The historiography of the church in colonial Spanish America is in a far more primitive state than the historiography of colonial Spanish America in general. Only in recent years has it emerged from some of its accumulated backwardness, giving promise of a better future.
A number of general histories of the church world-wide include chapters, more or less generous in scope, devoted to Latin America: vols. 16 to 19 of the Histoire de l’Eglise depuis les origines jusqu’à nos jours (Paris, 1948–60), edited by Augustin Fliche and others; vols. 5 to 8 of Hubert Jedin’s Manual de historia de la Iglesia (Barcelona, 1974–8); vol. 3 of The Christian Centuries: A New History of the Catholic Church, edited by Louis-Jacques Rogier, R. Aubert and M. D. Knowles (London, 1964–); and vols. 3 and 4 of the Historia de la Iglesia católica (Madrid, 1954–63) by Bernardino Llorca, Ricardo García Villoslada and Francisco Javier Montalbán. See also vols. 2, 3 and 4 of Simon Delacroix’s Histoire universelle des missions catholiques (Paris, 1956–9).

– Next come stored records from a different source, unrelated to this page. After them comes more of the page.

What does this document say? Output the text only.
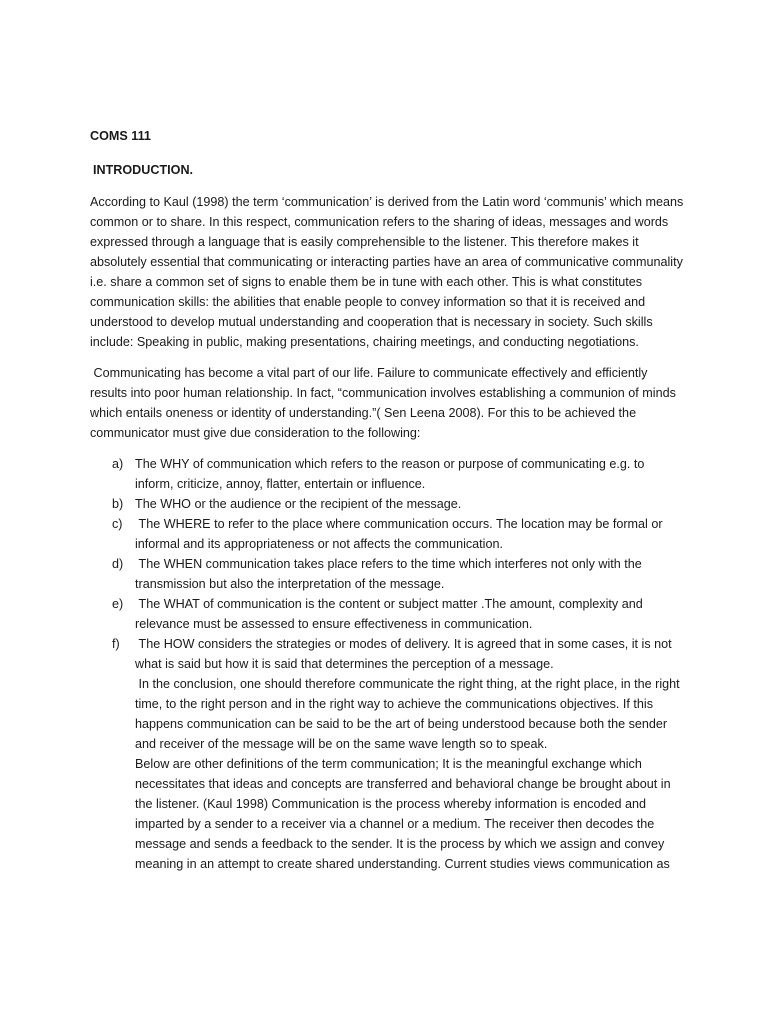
COMS 111
INTRODUCTION.
According to Kaul (1998) the term ‘communication’ is derived from the Latin word ‘communis’ which means common or to share. In this respect, communication refers to the sharing of ideas, messages and words expressed through a language that is easily comprehensible to the listener. This therefore makes it absolutely essential that communicating or interacting parties have an area of communicative communality i.e. share a common set of signs to enable them be in tune with each other. This is what constitutes communication skills: the abilities that enable people to convey information so that it is received and understood to develop mutual understanding and cooperation that is necessary in society. Such skills include: Speaking in public, making presentations, chairing meetings, and conducting negotiations.
Communicating has become a vital part of our life. Failure to communicate effectively and efficiently results into poor human relationship. In fact, “communication involves establishing a communion of minds which entails oneness or identity of understanding.”( Sen Leena 2008). For this to be achieved the communicator must give due consideration to the following:
a) The WHY of communication which refers to the reason or purpose of communicating e.g. to inform, criticize, annoy, flatter, entertain or influence.
b) The WHO or the audience or the recipient of the message.
c) The WHERE to refer to the place where communication occurs. The location may be formal or informal and its appropriateness or not affects the communication.
d) The WHEN communication takes place refers to the time which interferes not only with the transmission but also the interpretation of the message.
e) The WHAT of communication is the content or subject matter .The amount, complexity and relevance must be assessed to ensure effectiveness in communication.
f) The HOW considers the strategies or modes of delivery. It is agreed that in some cases, it is not what is said but how it is said that determines the perception of a message.
In the conclusion, one should therefore communicate the right thing, at the right place, in the right time, to the right person and in the right way to achieve the communications objectives. If this happens communication can be said to be the art of being understood because both the sender and receiver of the message will be on the same wave length so to speak.
Below are other definitions of the term communication; It is the meaningful exchange which necessitates that ideas and concepts are transferred and behavioral change be brought about in the listener. (Kaul 1998) Communication is the process whereby information is encoded and imparted by a sender to a receiver via a channel or a medium. The receiver then decodes the message and sends a feedback to the sender. It is the process by which we assign and convey meaning in an attempt to create shared understanding. Current studies views communication as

From the Protestant point of view there is K. S. Latourette’s A History of the Expansion of Christianity (New York and London, 1938–53).

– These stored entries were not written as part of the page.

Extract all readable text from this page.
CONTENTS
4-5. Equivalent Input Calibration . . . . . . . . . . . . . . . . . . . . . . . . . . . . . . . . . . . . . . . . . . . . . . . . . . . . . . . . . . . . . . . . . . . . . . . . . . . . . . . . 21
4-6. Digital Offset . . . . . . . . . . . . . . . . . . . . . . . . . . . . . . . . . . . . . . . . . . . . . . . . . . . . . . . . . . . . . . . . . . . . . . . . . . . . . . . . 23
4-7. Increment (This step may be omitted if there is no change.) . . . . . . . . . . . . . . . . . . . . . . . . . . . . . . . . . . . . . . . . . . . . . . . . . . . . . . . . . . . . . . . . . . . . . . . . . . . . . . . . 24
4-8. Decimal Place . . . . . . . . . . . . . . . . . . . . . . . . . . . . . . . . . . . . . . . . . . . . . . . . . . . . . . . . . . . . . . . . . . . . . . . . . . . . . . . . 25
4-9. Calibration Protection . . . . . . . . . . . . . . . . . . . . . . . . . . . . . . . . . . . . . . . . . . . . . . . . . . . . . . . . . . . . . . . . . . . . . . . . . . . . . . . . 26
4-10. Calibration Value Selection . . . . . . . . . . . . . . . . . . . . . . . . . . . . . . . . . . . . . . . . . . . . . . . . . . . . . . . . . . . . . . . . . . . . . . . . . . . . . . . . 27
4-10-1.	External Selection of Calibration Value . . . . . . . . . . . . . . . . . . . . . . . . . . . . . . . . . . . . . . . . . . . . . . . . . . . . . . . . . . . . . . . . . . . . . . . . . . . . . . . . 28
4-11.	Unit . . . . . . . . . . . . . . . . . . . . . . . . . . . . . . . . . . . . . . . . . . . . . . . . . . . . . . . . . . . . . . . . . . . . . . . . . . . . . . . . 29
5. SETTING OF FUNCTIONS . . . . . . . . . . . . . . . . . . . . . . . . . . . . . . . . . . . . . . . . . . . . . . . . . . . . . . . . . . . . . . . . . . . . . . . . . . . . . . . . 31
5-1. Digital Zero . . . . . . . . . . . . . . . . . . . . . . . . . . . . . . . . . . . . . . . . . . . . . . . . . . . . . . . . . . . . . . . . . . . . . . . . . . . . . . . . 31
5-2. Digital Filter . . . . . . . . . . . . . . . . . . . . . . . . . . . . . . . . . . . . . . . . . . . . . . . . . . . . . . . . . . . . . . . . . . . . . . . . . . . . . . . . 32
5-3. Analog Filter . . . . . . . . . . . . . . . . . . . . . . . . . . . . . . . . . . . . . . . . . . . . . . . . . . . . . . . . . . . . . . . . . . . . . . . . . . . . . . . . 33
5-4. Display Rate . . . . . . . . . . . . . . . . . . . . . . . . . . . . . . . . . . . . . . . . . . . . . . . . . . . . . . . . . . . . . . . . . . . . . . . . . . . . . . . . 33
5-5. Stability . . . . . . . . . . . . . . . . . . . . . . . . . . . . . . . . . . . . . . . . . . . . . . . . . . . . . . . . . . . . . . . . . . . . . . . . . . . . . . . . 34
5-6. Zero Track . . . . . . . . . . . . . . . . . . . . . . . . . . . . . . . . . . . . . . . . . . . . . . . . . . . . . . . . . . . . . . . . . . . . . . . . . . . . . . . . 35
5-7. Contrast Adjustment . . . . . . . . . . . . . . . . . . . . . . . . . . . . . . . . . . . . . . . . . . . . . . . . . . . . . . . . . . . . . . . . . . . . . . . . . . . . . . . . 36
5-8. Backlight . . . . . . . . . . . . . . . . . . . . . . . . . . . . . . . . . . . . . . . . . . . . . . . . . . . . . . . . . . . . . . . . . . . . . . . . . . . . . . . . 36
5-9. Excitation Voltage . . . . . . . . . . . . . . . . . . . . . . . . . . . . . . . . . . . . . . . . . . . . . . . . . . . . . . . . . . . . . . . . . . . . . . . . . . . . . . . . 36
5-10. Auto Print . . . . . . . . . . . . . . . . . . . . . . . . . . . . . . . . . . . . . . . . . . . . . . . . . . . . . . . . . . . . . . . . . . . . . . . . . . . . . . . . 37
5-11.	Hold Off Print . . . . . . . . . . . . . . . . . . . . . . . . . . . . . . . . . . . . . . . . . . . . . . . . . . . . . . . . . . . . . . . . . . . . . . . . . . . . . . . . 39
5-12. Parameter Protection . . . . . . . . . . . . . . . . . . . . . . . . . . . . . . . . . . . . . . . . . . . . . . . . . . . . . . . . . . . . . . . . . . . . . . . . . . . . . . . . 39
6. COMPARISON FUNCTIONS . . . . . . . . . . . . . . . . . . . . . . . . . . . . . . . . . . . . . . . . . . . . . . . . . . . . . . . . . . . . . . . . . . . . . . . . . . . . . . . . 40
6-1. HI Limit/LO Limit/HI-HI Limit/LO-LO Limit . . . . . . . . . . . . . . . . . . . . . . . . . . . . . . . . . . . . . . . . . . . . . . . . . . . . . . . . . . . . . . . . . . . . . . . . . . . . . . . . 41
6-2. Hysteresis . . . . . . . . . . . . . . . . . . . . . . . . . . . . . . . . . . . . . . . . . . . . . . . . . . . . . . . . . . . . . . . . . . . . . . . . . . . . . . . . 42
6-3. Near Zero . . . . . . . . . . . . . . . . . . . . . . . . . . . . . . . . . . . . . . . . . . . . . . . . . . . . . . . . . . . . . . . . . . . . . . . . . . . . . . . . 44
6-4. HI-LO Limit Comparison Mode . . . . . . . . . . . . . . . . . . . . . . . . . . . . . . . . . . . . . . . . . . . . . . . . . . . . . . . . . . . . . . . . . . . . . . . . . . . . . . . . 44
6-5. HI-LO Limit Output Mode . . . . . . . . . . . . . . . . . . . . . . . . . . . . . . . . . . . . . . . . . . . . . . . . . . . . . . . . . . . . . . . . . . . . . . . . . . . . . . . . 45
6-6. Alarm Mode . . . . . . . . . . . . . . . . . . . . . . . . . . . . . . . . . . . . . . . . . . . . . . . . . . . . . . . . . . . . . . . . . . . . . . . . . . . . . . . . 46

There are also a number of works specifically Latin American in scope: Leandro Tormo Sanz, Historia de la Iglesia en América Latina, vols. 1 and 3 (Madrid, 1962–3), A. Ybot León, La Iglesia y los eclesiásticos en la empresa de Indias, 2 vols. (Barcelona, 1954–63), and León Lopétegui, Félix Zubillaga and Antonio de Egaña, Historia de la Iglesia en la América española desde el descubrimiento hasta comienzos del siglo XIX, 2 vols. (Madrid, 1965–6) confine themselves to the colonial period, though in some cases stretching it to cover the period of the Wars of Independence.